Construct an equilateral triangle given its altitude is $3.2 \, cm$. Provide justification for your construction.

(N/A) Steps of Construction:
$1.$ Draw a line $l$.
$2.$ Mark any point $D$ on the line $l$.
$3.$ At point $D$,draw a perpendicular line $\overline{DX} \perp l$ and mark a point $A$ on $\overline{DX}$ such that $DA = 3.2 \, cm$.
$4.$ At point $A$,construct rays $AB$ and $AC$ such that $\angle DAB = 30^{\circ}$ and $\angle DAC = 30^{\circ}$,meeting line $l$ at points $B$ and $C$ respectively.

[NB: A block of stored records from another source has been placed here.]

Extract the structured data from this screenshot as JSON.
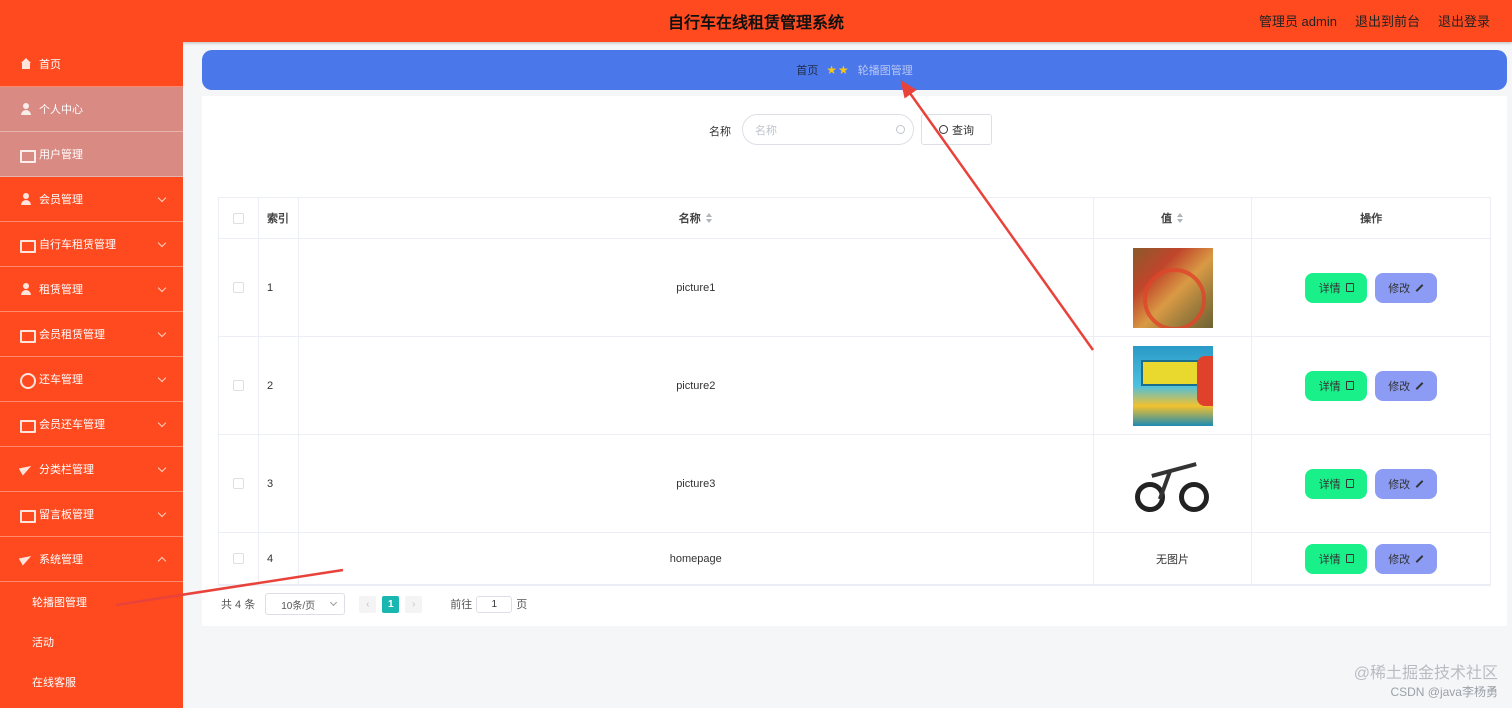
{
  "header": {
    "title": "自行车在线租赁管理系统",
    "admin": "管理员 admin",
    "to_front": "退出到前台",
    "logout": "退出登录"
  },
  "sidebar": {
    "items": [
      {
        "label": "首页",
        "icon": "home-icon"
      },
      {
        "label": "个人中心",
        "icon": "person-icon"
      },
      {
        "label": "用户管理",
        "icon": "grid-icon"
      },
      {
        "label": "会员管理",
        "icon": "person-icon"
      },
      {
        "label": "自行车租赁管理",
        "icon": "bike-icon"
      },
      {
        "label": "租赁管理",
        "icon": "person-icon"
      },
      {
        "label": "会员租赁管理",
        "icon": "list-icon"
      },
      {
        "label": "还车管理",
        "icon": "clock-icon"
      },
      {
        "label": "会员还车管理",
        "icon": "card-icon"
      },
      {
        "label": "分类栏管理",
        "icon": "send-icon"
      },
      {
        "label": "留言板管理",
        "icon": "chart-icon"
      },
      {
        "label": "系统管理",
        "icon": "plane-icon"
      }
    ],
    "sub_items": [
      {
        "label": "轮播图管理"
      },
      {
        "label": "活动"
      },
      {
        "label": "在线客服"
      }
    ]
  },
  "breadcrumb": {
    "home": "首页",
    "stars": "★★",
    "current": "轮播图管理"
  },
  "search": {
    "label": "名称",
    "placeholder": "名称",
    "button": "查询"
  },
  "table": {
    "headers": {
      "index": "索引",
      "name": "名称",
      "value": "值",
      "ops": "操作"
    },
    "rows": [
      {
        "index": "1",
        "name": "picture1",
        "value": ""
      },
      {
        "index": "2",
        "name": "picture2",
        "value": ""
      },
      {
        "index": "3",
        "name": "picture3",
        "value": ""
      },
      {
        "index": "4",
        "name": "homepage",
        "value": "无图片"
      }
    ],
    "detail_label": "详情",
    "edit_label": "修改"
  },
  "pagination": {
    "total": "共 4 条",
    "page_size": "10条/页",
    "prev": "‹",
    "current": "1",
    "next": "›",
    "goto_label": "前往",
    "goto_value": "1",
    "page_unit": "页"
  },
  "watermark": {
    "line1": "@稀土掘金技术社区",
    "line2": "CSDN @java李杨勇"
  },
  "colors": {
    "primary": "#ff4a1f",
    "breadcrumb_bg": "#4a77ea",
    "detail_btn": "#19f08a",
    "edit_btn": "#8c9cf5",
    "page_active": "#19b7b0",
    "annotation": "#e8423b"
  }
}
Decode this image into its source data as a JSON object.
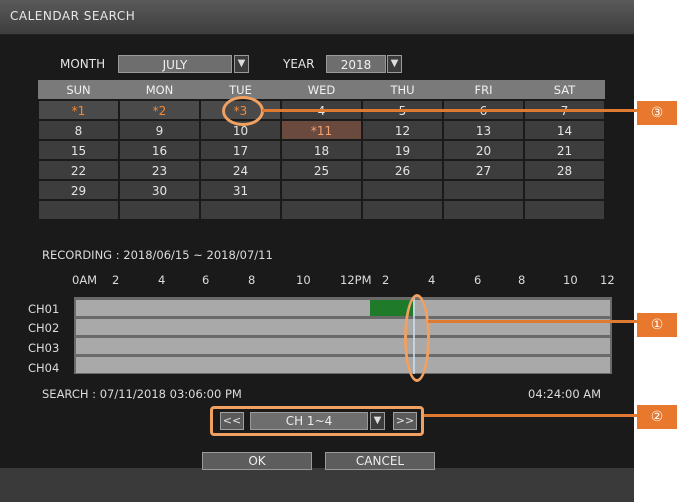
{
  "window": {
    "title": "CALENDAR SEARCH"
  },
  "month": {
    "label": "MONTH",
    "value": "JULY"
  },
  "year": {
    "label": "YEAR",
    "value": "2018"
  },
  "calendar": {
    "weekdays": [
      "SUN",
      "MON",
      "TUE",
      "WED",
      "THU",
      "FRI",
      "SAT"
    ],
    "weeks": [
      [
        "*1",
        "*2",
        "*3",
        "4",
        "5",
        "6",
        "7"
      ],
      [
        "8",
        "9",
        "10",
        "*11",
        "12",
        "13",
        "14"
      ],
      [
        "15",
        "16",
        "17",
        "18",
        "19",
        "20",
        "21"
      ],
      [
        "22",
        "23",
        "24",
        "25",
        "26",
        "27",
        "28"
      ],
      [
        "29",
        "30",
        "31",
        "",
        "",
        "",
        ""
      ],
      [
        "",
        "",
        "",
        "",
        "",
        "",
        ""
      ]
    ],
    "recorded_days": [
      "*1",
      "*2",
      "*3",
      "*11"
    ],
    "selected_day": "*11"
  },
  "recording": {
    "text": "RECORDING : 2018/06/15 ~ 2018/07/11"
  },
  "timeline": {
    "ticks": [
      "0AM",
      "2",
      "4",
      "6",
      "8",
      "10",
      "12PM",
      "2",
      "4",
      "6",
      "8",
      "10",
      "12"
    ],
    "channels": [
      "CH01",
      "CH02",
      "CH03",
      "CH04"
    ],
    "rec_color": "#1f7a2a",
    "bar_color": "#a9a9a9"
  },
  "search": {
    "text": "SEARCH : 07/11/2018 03:06:00 PM",
    "time": "04:24:00 AM"
  },
  "channel_nav": {
    "prev": "<<",
    "value": "CH 1~4",
    "next": ">>"
  },
  "buttons": {
    "ok": "OK",
    "cancel": "CANCEL"
  },
  "callouts": [
    "①",
    "②",
    "③"
  ],
  "colors": {
    "accent": "#e8782e"
  }
}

$5.$ $\triangle ABC$ is the required equilateral triangle.
Justification:
In $\triangle ABD$,$\angle ADB = 90^{\circ}$ and $\angle DAB = 30^{\circ}$,so $\angle ABD = 180^{\circ} - (90^{\circ} + 30^{\circ}) = 60^{\circ}$.
Similarly,in $\triangle ACD$,$\angle ADC = 90^{\circ}$ and $\angle DAC = 30^{\circ}$,so $\angle ACD = 180^{\circ} - (90^{\circ} + 30^{\circ}) = 60^{\circ}$.
Also,$\angle BAC = \angle DAB + \angle DAC = 30^{\circ} + 30^{\circ} = 60^{\circ}$.
Since all angles are $60^{\circ}$,$\triangle ABC$ is an equilateral triangle.